Monday, August 23, 2004

My latest Tribune language column:
My hunt for the origins of the word solecism.
temp link/perm.preview

Here's a guide to ancient Greek literature that mentions Anakreon, and here's an amateur page about modern-day Soloi.

What was trimmed from the piece was a graf about how the singling out of Soloi seemed unlikely because Greek was morphing into so many different dialects around the empire. This source on the history of the Greek language contains a muddled sentence that seems to make a similar point.

Because of the importance of Athens in both politics and literature, its speech was destined to play an especially prominent part; but the custom of treating 5th and 4th century Attic as the standard form of Greek, and divergencies from it in other dialects as abnormalities, while it may be convenient pedagogically, is indefensible linguistically.

Here's a shorter page on Greek dialects throughout history.

Finally, here's Strabo's fateful entry about "barbarize" and "solecize":
The term "barbarize," also, has the same origin; for we are wont to use this too in reference to those who speak Greek badly, not to those who talk Carian. So, therefore, we must interpret the terms "speak barbarously" and "barbarously-speaking" as applying to those who speak Greek badly. And it was from the term "Carise" that the term "barbarize" was used in a different sense in works on the art of speaking Greek; and so was the term "soloecise," whether derived from Soli or made up in some other way.


Also, here's an artists' rendering of the Greek playwright Aeschylus about to get bombed by a turtle shell, which came up in my 8/12 column. Here are the perm.prev's for my 8/12 and 8/5 columns.

Update: More words supposedly derived from Greek slurs: laconic, abderian, sybarite, boeotian

Inflections:
-More (here and here) from LL on d'oh and other grunts (earlier)

- Listening to the sanity-threatening Olympic gymnastics announcers last night, I was wondering if dismount is an appropriate term for the conclusion of a floor routine. Here's LL on how one linguist named the marathon.

- Here's the Rocky Mountain News on eggcorns, with a follow-up post by LL.

- I had the phrase just one damn thing after another in my head, so I googled it. What came up repeatedly was an anonymous quote which some sources (such as this one) attributed to PBS's Nova: "Time is just one damn thing after another."

- From Joseph Epstein's entertaining, sporadically apt, sometimes snobbish Weekly Standard story "Is Reading Really at Risk?":

Eubanks reports that "at the heart of the NEA survey is the belief that our democratic system depends on leaders who can think critically, analyze texts, and write clearly." If this were true, the United States would have been done for around the time of Andrew Jackson.
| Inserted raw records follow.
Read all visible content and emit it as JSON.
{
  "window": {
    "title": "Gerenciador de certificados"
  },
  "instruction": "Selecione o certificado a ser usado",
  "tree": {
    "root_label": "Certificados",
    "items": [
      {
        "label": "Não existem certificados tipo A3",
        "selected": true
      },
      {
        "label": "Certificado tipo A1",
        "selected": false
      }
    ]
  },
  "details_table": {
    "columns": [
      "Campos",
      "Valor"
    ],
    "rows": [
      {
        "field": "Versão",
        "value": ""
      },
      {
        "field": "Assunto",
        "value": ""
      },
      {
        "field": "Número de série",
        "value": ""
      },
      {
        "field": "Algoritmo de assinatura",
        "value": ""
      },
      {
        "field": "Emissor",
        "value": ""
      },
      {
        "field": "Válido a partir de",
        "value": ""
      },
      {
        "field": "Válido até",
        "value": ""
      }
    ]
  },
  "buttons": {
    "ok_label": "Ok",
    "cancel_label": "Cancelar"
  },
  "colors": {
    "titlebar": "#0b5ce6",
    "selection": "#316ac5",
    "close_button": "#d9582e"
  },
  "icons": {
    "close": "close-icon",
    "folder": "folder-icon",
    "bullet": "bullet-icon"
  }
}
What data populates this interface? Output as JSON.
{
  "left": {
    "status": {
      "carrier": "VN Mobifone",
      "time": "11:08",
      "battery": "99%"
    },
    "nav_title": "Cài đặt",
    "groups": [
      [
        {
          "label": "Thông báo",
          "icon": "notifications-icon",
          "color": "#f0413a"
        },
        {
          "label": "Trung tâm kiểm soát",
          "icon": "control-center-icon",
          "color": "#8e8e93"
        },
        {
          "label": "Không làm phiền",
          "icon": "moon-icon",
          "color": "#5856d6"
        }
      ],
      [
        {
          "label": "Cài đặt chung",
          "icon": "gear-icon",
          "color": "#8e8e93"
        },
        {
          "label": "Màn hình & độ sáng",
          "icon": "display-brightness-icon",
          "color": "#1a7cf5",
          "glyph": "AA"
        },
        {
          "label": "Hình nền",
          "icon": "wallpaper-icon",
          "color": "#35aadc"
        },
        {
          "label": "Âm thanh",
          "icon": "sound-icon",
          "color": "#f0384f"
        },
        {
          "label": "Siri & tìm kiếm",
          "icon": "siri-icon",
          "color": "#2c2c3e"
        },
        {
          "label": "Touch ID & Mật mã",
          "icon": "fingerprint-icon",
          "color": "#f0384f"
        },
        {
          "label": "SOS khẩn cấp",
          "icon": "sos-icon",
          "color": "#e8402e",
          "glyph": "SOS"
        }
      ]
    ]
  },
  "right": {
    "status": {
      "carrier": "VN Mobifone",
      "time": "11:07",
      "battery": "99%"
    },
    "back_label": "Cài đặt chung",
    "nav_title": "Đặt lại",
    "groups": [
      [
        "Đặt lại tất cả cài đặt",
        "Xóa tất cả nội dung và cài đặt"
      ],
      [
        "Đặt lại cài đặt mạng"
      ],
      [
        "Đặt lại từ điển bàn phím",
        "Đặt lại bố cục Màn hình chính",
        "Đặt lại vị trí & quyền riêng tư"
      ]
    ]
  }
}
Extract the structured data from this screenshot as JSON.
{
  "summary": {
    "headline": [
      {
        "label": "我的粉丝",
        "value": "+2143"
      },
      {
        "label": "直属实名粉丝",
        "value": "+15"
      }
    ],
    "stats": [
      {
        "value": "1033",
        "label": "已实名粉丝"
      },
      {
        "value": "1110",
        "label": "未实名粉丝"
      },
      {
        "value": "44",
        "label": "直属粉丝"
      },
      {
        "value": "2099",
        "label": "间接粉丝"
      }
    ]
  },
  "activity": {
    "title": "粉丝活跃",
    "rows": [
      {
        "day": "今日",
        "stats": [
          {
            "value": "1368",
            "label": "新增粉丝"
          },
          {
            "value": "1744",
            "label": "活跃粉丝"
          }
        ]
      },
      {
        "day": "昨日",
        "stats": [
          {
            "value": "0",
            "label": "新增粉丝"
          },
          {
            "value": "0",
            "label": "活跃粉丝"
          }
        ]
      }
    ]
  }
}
Epstein also uses the term whinging--"But what if the books that Oprah's club endorsed were mostly works of victimology--whinging, hopeless books about dysfunctional families that chiefly reinforced readers in their own self-pity and self-righteous anger?"--I didn't know it, but it turns out to be the OE root of "whining."

- From The Week: "The Japanese rival Americans in their devotion to work; indeed, they have had to add a word to their language for “death from overwork,” “karoshi.” Still, they manage to get away for an average of 18 days a year-almost twice as much as Americans."

Cleaning out a lot of old files:
- I never did write anything about the U of Colorado flap over the c-word, but, really, how could I have discussed that in a family newspaper? x

- LL is skeptical about what the BBC calls the most untranslatable word in the world: ilunga x

- The CHE and LL on god-awful academic titles.

- From the Globe&Mail a few months back:
Just as North American sports commentators compete with unique terms, Indian announcers seek to outdo each other with distinctive expressions, reports The Wall Street Journal. One, a retired cricket player named Navjot Singh Sidhu, has become famous for his "Sidhuisms," as when he refers to a losing team as "tumbling over like a row of bicycles without their stands." Indian cricket announcers, describing a well-hit ball, might say "the batsman has a royal stroke," "his bat is roaring like a lion," or, the ever-popular, "runs are flowing from his bat like water flowing from the Ganges River."


- From IMDB.com: "Many German viewers were annoyed when they realized that in the German dubbed version the dubbing voice of Brad Pitt was changed from his usual one (Tobias Meister) to the voice of Nicolas Cage (Martin Kessler). This was done on personal request from director Wolfgang Petersen."

- And more "Troy" news from the Plain English Campaign in May:
Promoters of a major Hollywood production have encountered linguistic problems in Japan. Japanese uses a "phonetic" language where words are made from a set of sounds rather than letters. When foreign words are used in Japanese, they are altered to the closest equivalent that can be produced from this set of sounds.
This means the film title "Troy" appears on posters above star Brad Pitt as "Toroi". Unfortunately, when read out loud, the word sound the same as the native Japanese word for slow and dim-witted.


-From the Apr. 12 '04 Christian Century: "The way things stand in many seminaries, learning Hebrew and Greek is the standard for everyone, while learning Spanish is a specialty reserved for the few. ... I think we have it backwards.
If learning a language other than English is not presented as the norm, it will never be embraced later on by busy pastors." Heidi Neumark, pastor of Trinity Lutheran Church

-From the NYT 4/14:
Sarah Harmer waited until near the end of her show at the TriBeCa Rock Club on Friday night to make her embarrassing confession. Just as she was about to sing "Took It All," from her enthralling new album, "All of Our Names" (Zoƫ/ Rounder), she paused to announce that there was a slight problem with the chorus.
"It wasn't until I was spell-checking the lyrics to the record that I found out `abundancy' isn't really a word," she said. But she sang the song the way she wrote it, intoning, "It didn't blow up in our face/This life's abundancy/Came clear to me," and the line conjured up two images at once.


-From the Trib on grade inflation ("NU finding A par for journalism courses," Robert Becker, April 6 x): "Education officials decry the "Lake Wobegon" effect, where suddenly all students are now above average, and the grade of C has been consigned to the academic dustbin."